A happy new year to all my reader.
The singular is used advisedly as I'm a newcomer to the blogiverse and so far from being a digital native that I have never so much as perpetrated a Twitter. But a youngish person told me in the bleak days between Christmas and the end of the year that, while Twittering is largely for and about the inane, one has to blog to be taken seriously if, like me, you wish to forge a career as a writer and researcher. Blogging, you see, is here to stay and not just some flash in the technical pan. Although they said that of Daguerrotypes.
I'm a writer and researcher. My first book comes out this month - a contribution to a whizz-bang collection of essays called Auden in Context (Cambridge University Press) - and I also appear regularly in the Times Literary Supplement and the Literary Review.

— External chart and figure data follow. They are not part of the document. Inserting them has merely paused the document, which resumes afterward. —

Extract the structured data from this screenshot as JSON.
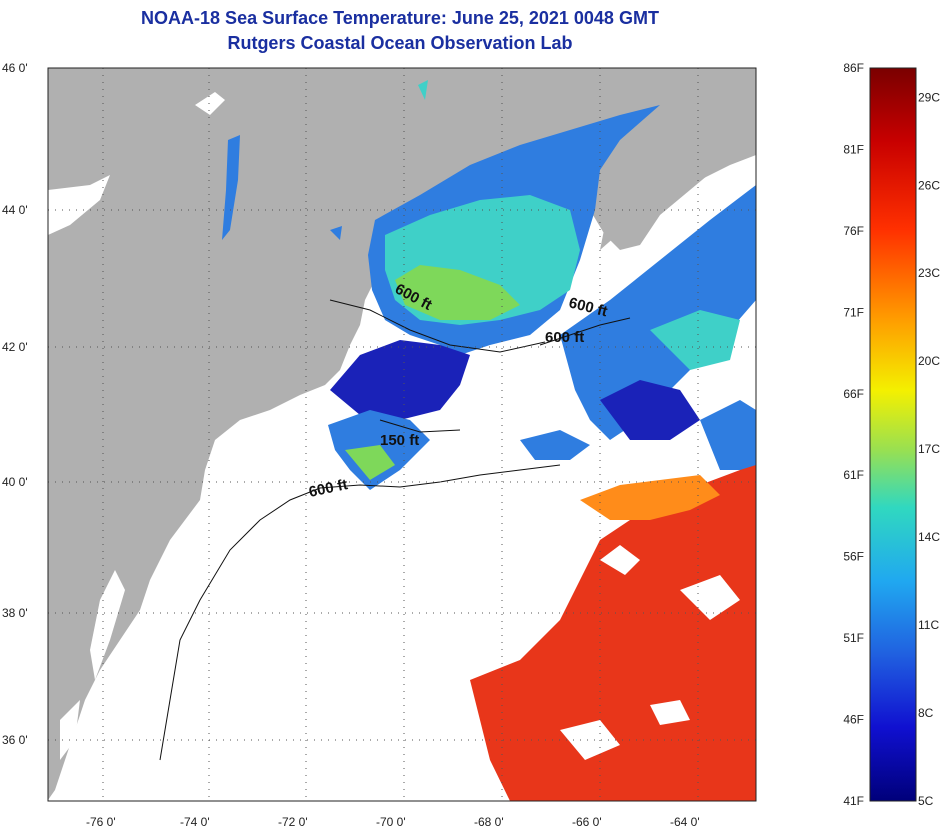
{
  "header": {
    "title": "NOAA-18 Sea Surface Temperature:  June 25, 2021 0048 GMT",
    "subtitle": "Rutgers Coastal Ocean Observation Lab"
  },
  "map": {
    "lon_range": [
      -77,
      -62.5
    ],
    "lat_range": [
      35,
      46
    ],
    "lon_ticks": [
      "-76 0'",
      "-74 0'",
      "-72 0'",
      "-70 0'",
      "-68 0'",
      "-66 0'",
      "-64 0'"
    ],
    "lat_ticks": [
      "46 0'",
      "44 0'",
      "42 0'",
      "40 0'",
      "38 0'",
      "36 0'"
    ],
    "contour_labels": [
      "600 ft",
      "600 ft",
      "600 ft",
      "150 ft",
      "600 ft"
    ],
    "colors": {
      "land": "#b0b0b0",
      "cloud": "#ffffff",
      "warm_water": "#e8361a",
      "cool_water": "#2f7de0",
      "cold_water": "#1a22b8",
      "mid_water": "#3fd0c8"
    }
  },
  "colorbar": {
    "f_labels": [
      "86F",
      "81F",
      "76F",
      "71F",
      "66F",
      "61F",
      "56F",
      "51F",
      "46F",
      "41F"
    ],
    "c_labels": [
      "29C",
      "26C",
      "23C",
      "20C",
      "17C",
      "14C",
      "11C",
      "8C",
      "5C"
    ],
    "range_f": [
      41,
      86
    ],
    "range_c": [
      5,
      30
    ]
  }
}
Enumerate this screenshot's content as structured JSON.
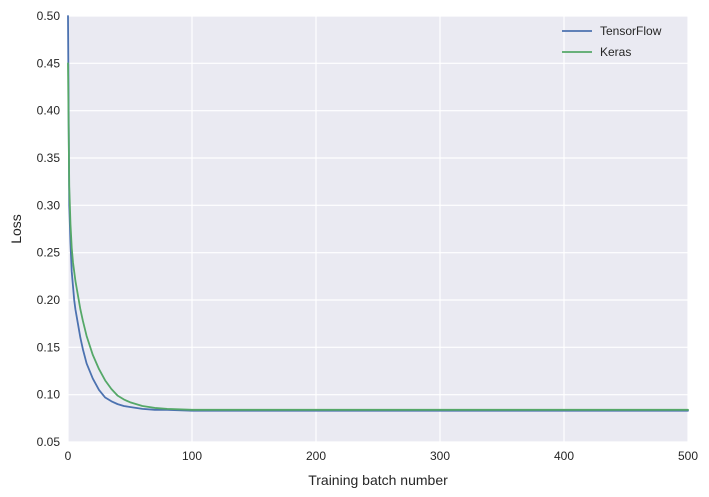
{
  "chart_data": {
    "type": "line",
    "title": "",
    "xlabel": "Training batch number",
    "ylabel": "Loss",
    "xlim": [
      0,
      500
    ],
    "ylim": [
      0.05,
      0.5
    ],
    "xticks": [
      "0",
      "100",
      "200",
      "300",
      "400",
      "500"
    ],
    "yticks": [
      "0.05",
      "0.10",
      "0.15",
      "0.20",
      "0.25",
      "0.30",
      "0.35",
      "0.40",
      "0.45",
      "0.50"
    ],
    "grid": true,
    "legend_position": "top-right",
    "series": [
      {
        "name": "TensorFlow",
        "color": "#4c72b0",
        "x": [
          0,
          1,
          2,
          3,
          4,
          5,
          6,
          8,
          10,
          12,
          15,
          20,
          25,
          30,
          35,
          40,
          45,
          50,
          60,
          70,
          80,
          100,
          150,
          200,
          250,
          300,
          350,
          400,
          450,
          500
        ],
        "y": [
          0.5,
          0.3,
          0.26,
          0.23,
          0.215,
          0.2,
          0.19,
          0.175,
          0.16,
          0.148,
          0.133,
          0.117,
          0.105,
          0.097,
          0.093,
          0.09,
          0.088,
          0.087,
          0.085,
          0.084,
          0.084,
          0.083,
          0.083,
          0.083,
          0.083,
          0.083,
          0.083,
          0.083,
          0.083,
          0.083
        ]
      },
      {
        "name": "Keras",
        "color": "#55a868",
        "x": [
          0,
          1,
          2,
          3,
          4,
          5,
          6,
          8,
          10,
          12,
          15,
          20,
          25,
          30,
          35,
          40,
          45,
          50,
          60,
          70,
          80,
          100,
          150,
          200,
          250,
          300,
          350,
          400,
          450,
          500
        ],
        "y": [
          0.45,
          0.32,
          0.28,
          0.255,
          0.24,
          0.23,
          0.22,
          0.205,
          0.19,
          0.178,
          0.162,
          0.142,
          0.127,
          0.115,
          0.106,
          0.099,
          0.095,
          0.092,
          0.088,
          0.086,
          0.085,
          0.084,
          0.084,
          0.084,
          0.084,
          0.084,
          0.084,
          0.084,
          0.084,
          0.084
        ]
      }
    ]
  }
}
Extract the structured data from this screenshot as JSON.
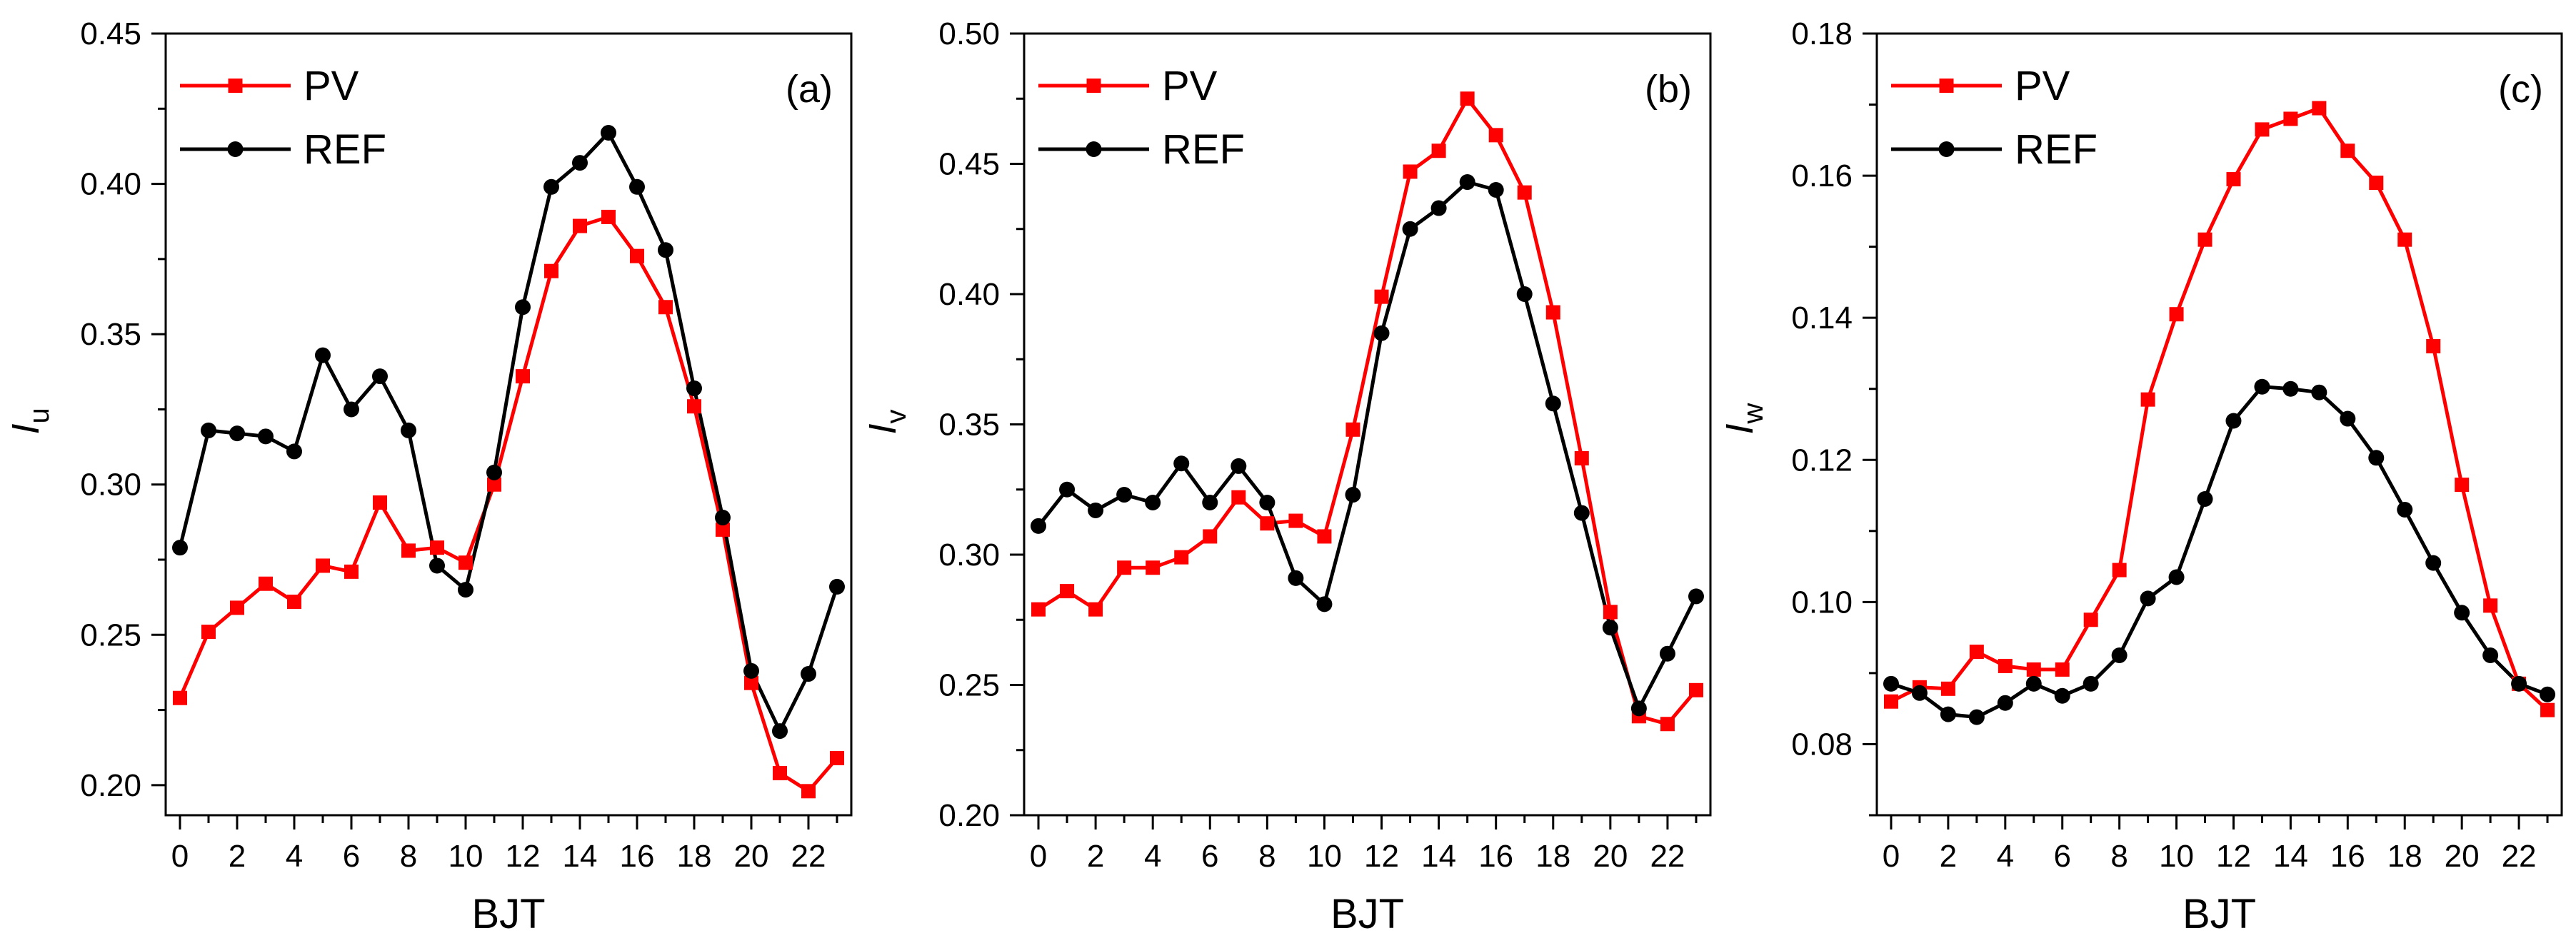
{
  "chart_data": [
    {
      "type": "line",
      "panel_label": "(a)",
      "xlabel": "BJT",
      "ylabel_main": "I",
      "ylabel_sub": "u",
      "xlim": [
        -0.5,
        23.5
      ],
      "ylim": [
        0.19,
        0.45
      ],
      "xticks": [
        0,
        2,
        4,
        6,
        8,
        10,
        12,
        14,
        16,
        18,
        20,
        22
      ],
      "xtick_labels": [
        "0",
        "2",
        "4",
        "6",
        "8",
        "10",
        "12",
        "14",
        "16",
        "18",
        "20",
        "22"
      ],
      "yticks": [
        0.2,
        0.25,
        0.3,
        0.35,
        0.4,
        0.45
      ],
      "ytick_labels": [
        "0.20",
        "0.25",
        "0.30",
        "0.35",
        "0.40",
        "0.45"
      ],
      "x": [
        0,
        1,
        2,
        3,
        4,
        5,
        6,
        7,
        8,
        9,
        10,
        11,
        12,
        13,
        14,
        15,
        16,
        17,
        18,
        19,
        20,
        21,
        22,
        23
      ],
      "series": [
        {
          "name": "PV",
          "color": "#ff0000",
          "marker": "square",
          "values": [
            0.229,
            0.251,
            0.259,
            0.267,
            0.261,
            0.273,
            0.271,
            0.294,
            0.278,
            0.279,
            0.274,
            0.3,
            0.336,
            0.371,
            0.386,
            0.389,
            0.376,
            0.359,
            0.326,
            0.285,
            0.234,
            0.204,
            0.198,
            0.209
          ]
        },
        {
          "name": "REF",
          "color": "#000000",
          "marker": "circle",
          "values": [
            0.279,
            0.318,
            0.317,
            0.316,
            0.311,
            0.343,
            0.325,
            0.336,
            0.318,
            0.273,
            0.265,
            0.304,
            0.359,
            0.399,
            0.407,
            0.417,
            0.399,
            0.378,
            0.332,
            0.289,
            0.238,
            0.218,
            0.237,
            0.266
          ]
        }
      ]
    },
    {
      "type": "line",
      "panel_label": "(b)",
      "xlabel": "BJT",
      "ylabel_main": "I",
      "ylabel_sub": "v",
      "xlim": [
        -0.5,
        23.5
      ],
      "ylim": [
        0.2,
        0.5
      ],
      "xticks": [
        0,
        2,
        4,
        6,
        8,
        10,
        12,
        14,
        16,
        18,
        20,
        22
      ],
      "xtick_labels": [
        "0",
        "2",
        "4",
        "6",
        "8",
        "10",
        "12",
        "14",
        "16",
        "18",
        "20",
        "22"
      ],
      "yticks": [
        0.2,
        0.25,
        0.3,
        0.35,
        0.4,
        0.45,
        0.5
      ],
      "ytick_labels": [
        "0.20",
        "0.25",
        "0.30",
        "0.35",
        "0.40",
        "0.45",
        "0.50"
      ],
      "x": [
        0,
        1,
        2,
        3,
        4,
        5,
        6,
        7,
        8,
        9,
        10,
        11,
        12,
        13,
        14,
        15,
        16,
        17,
        18,
        19,
        20,
        21,
        22,
        23
      ],
      "series": [
        {
          "name": "PV",
          "color": "#ff0000",
          "marker": "square",
          "values": [
            0.279,
            0.286,
            0.279,
            0.295,
            0.295,
            0.299,
            0.307,
            0.322,
            0.312,
            0.313,
            0.307,
            0.348,
            0.399,
            0.447,
            0.455,
            0.475,
            0.461,
            0.439,
            0.393,
            0.337,
            0.278,
            0.238,
            0.235,
            0.248
          ]
        },
        {
          "name": "REF",
          "color": "#000000",
          "marker": "circle",
          "values": [
            0.311,
            0.325,
            0.317,
            0.323,
            0.32,
            0.335,
            0.32,
            0.334,
            0.32,
            0.291,
            0.281,
            0.323,
            0.385,
            0.425,
            0.433,
            0.443,
            0.44,
            0.4,
            0.358,
            0.316,
            0.272,
            0.241,
            0.262,
            0.284
          ]
        }
      ]
    },
    {
      "type": "line",
      "panel_label": "(c)",
      "xlabel": "BJT",
      "ylabel_main": "I",
      "ylabel_sub": "w",
      "xlim": [
        -0.5,
        23.5
      ],
      "ylim": [
        0.07,
        0.18
      ],
      "xticks": [
        0,
        2,
        4,
        6,
        8,
        10,
        12,
        14,
        16,
        18,
        20,
        22
      ],
      "xtick_labels": [
        "0",
        "2",
        "4",
        "6",
        "8",
        "10",
        "12",
        "14",
        "16",
        "18",
        "20",
        "22"
      ],
      "yticks": [
        0.08,
        0.1,
        0.12,
        0.14,
        0.16,
        0.18
      ],
      "ytick_labels": [
        "0.08",
        "0.10",
        "0.12",
        "0.14",
        "0.16",
        "0.18"
      ],
      "x": [
        0,
        1,
        2,
        3,
        4,
        5,
        6,
        7,
        8,
        9,
        10,
        11,
        12,
        13,
        14,
        15,
        16,
        17,
        18,
        19,
        20,
        21,
        22,
        23
      ],
      "series": [
        {
          "name": "PV",
          "color": "#ff0000",
          "marker": "square",
          "values": [
            0.086,
            0.088,
            0.0878,
            0.093,
            0.091,
            0.0905,
            0.0905,
            0.0975,
            0.1045,
            0.1285,
            0.1405,
            0.151,
            0.1595,
            0.1665,
            0.168,
            0.1695,
            0.1635,
            0.159,
            0.151,
            0.136,
            0.1165,
            0.0995,
            0.0885,
            0.0848
          ]
        },
        {
          "name": "REF",
          "color": "#000000",
          "marker": "circle",
          "values": [
            0.0885,
            0.0872,
            0.0842,
            0.0838,
            0.0858,
            0.0885,
            0.0868,
            0.0885,
            0.0925,
            0.1005,
            0.1035,
            0.1145,
            0.1255,
            0.1303,
            0.13,
            0.1295,
            0.1258,
            0.1203,
            0.113,
            0.1055,
            0.0985,
            0.0925,
            0.0885,
            0.087
          ]
        }
      ]
    }
  ]
}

So much for self-promotion. What currently interests me (for research purposes) is the extent to which modernist writers (born in the decade after 1880 - Joyce, Lewis, Eliot, Stein etc) were influenced not (as is widely assumed) by early cinema techniques (they were born too soon), but by the impact of magic lantern lectures, universally popular around the turn of the century and which, in their heterogenous and fragmentary reconfiguration of the world, clearly anticipate the form and content of (above all) The Waste Land. Published in 1920, this was too early to be influenced by (say) Soviet montage techniques, yet this is what many critics have assumed for many decades, without checking the dates. Lantern lectures ranged from fairy tales to religious stories (not a vast arc, I agree) but also images of Empire, of urban life, and (for training purposes) medical conditions: 'as if a magic lantern threw the nerves in pattern on a screen', as the line in Prufrock has it.
Reading Prufrock for the first time in many years I was struck by the phonetic similarity of Moorgate and Margate (on whose sands etc...). And this in turn struck me as the aural equivalent of a dissolve between two magic lantern slides, which in turn suggests something not so far recognised in Eliot's approach to poetry.